Richard Demming Richard Demming is a houseguest and friend of the Archer’s. He is known to his friends as Dick. Dick is an artist who produces abstract drawings. Many of the other characters in the play do not understand his artwork. Harry calls his drawings, ‘‘lines that don’t make anything.’’ Through his artwork, Dick too is breaking patterns by creating drawings with forms that people do not recognize. He is having an affair with Claire of which Harry is unaware at the start of the play. As an artist, Dick concentrates primarily on the visual aspects of things. For example, when Claire urges him to destroy the Edge Vine in act I, he resists because it is ‘‘interesting in form.’’ Dick loves Claire’s physicality, her exterior self, but he does not understand what is going on inside her. Dick dismisses Claire’s ramblings as ‘‘merely the excess of a particularly rich temperament.’’

Tom Edgeworthy Tom is an old friend of Claire’s who is her closest confidant. Tom is into meditation and mystical practices and is somewhat of a poet and philosopher. Of all the men in Claire’s life, he is the most sensitive to her feelings. Tom tries to understand her torment, but he too ultimately fails. Tom is in love with Claire and has decided he must go away because he cannot have her love on his own terms. At the end of the play when he tries to pull Claire away with him, it is clear that he does not truly understand her either, and Claire sees this as the last straw. His inability to ‘‘meet Claire in her world’’ ultimately leads to the climax of the play. Of all of the characters, Tom’s speech patterns most closely resemble Claire’s with their sometimes stilted and disjointed meter. In this way, Glaspell symbolically indicates the chance for a connection between the two characters.

Elizabeth Elizabeth is Claire’s daughter from her first marriage. She has been raised by her Aunt Adelaide and has not seen her mother for the past year. She is poised, graceful, and self-assured. Elizabeth tries very hard to ingratiate herself to her mother, but she is not able to get through to Claire at all. Claire rejects her because Elizabeth represents all of the things that keep women ‘‘locked in’’ to their traditional roles. Unlike Harry, Elizabeth recognizes that things are rapidly changing in society, although she is not a willing participant in the change. In the first act, she notes that, ‘‘I’m not going to teach or preach or be a stuffy person. But now that—values have shifted and such sensitive new things have been liberated in the world—.’’ Elizabeth is a product of her upbringing and is well-suited to fulfill the role that society expects of her.

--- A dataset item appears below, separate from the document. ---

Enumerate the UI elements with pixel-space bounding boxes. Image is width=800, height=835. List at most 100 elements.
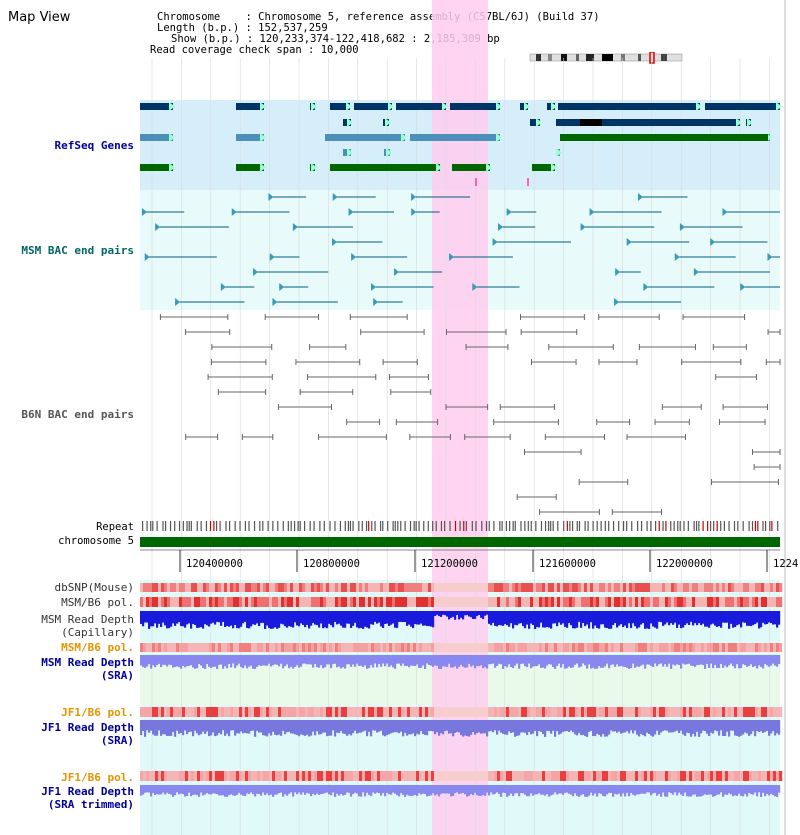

Dr. Charlie Emmons Dr. Emmons is a neurologist whom Harry enlists to try and help Claire. Dr. Emmons is a congenial man who tries his best to be non-threatening. He does not subscribe to the new Freudian theories of psychoanalysis that have been put forth. He holds on to the old belief that rest and isolation can help ‘‘cure’’ a hysterical patient, an idea that was common at the time the play takes place. Dr. Emmons has been brought to the house by Harry, who hopes he can find a way to help Claire revert back to her ‘‘normal’’ self.

Hattie Hattie is the Archer’s maid. She is loyal to the family and gets very concerned whenever she feels something is amiss. When Hattie notices Mr. Archer talking heatedly with Mr. Demming, she becomes very upset and tries to get Anthony to intervene. She serves an important function at the beginning of act 3 when she reports what occurred the previous night and what she has witnessed during the conversation between Mr. Archer and Mr. Demming.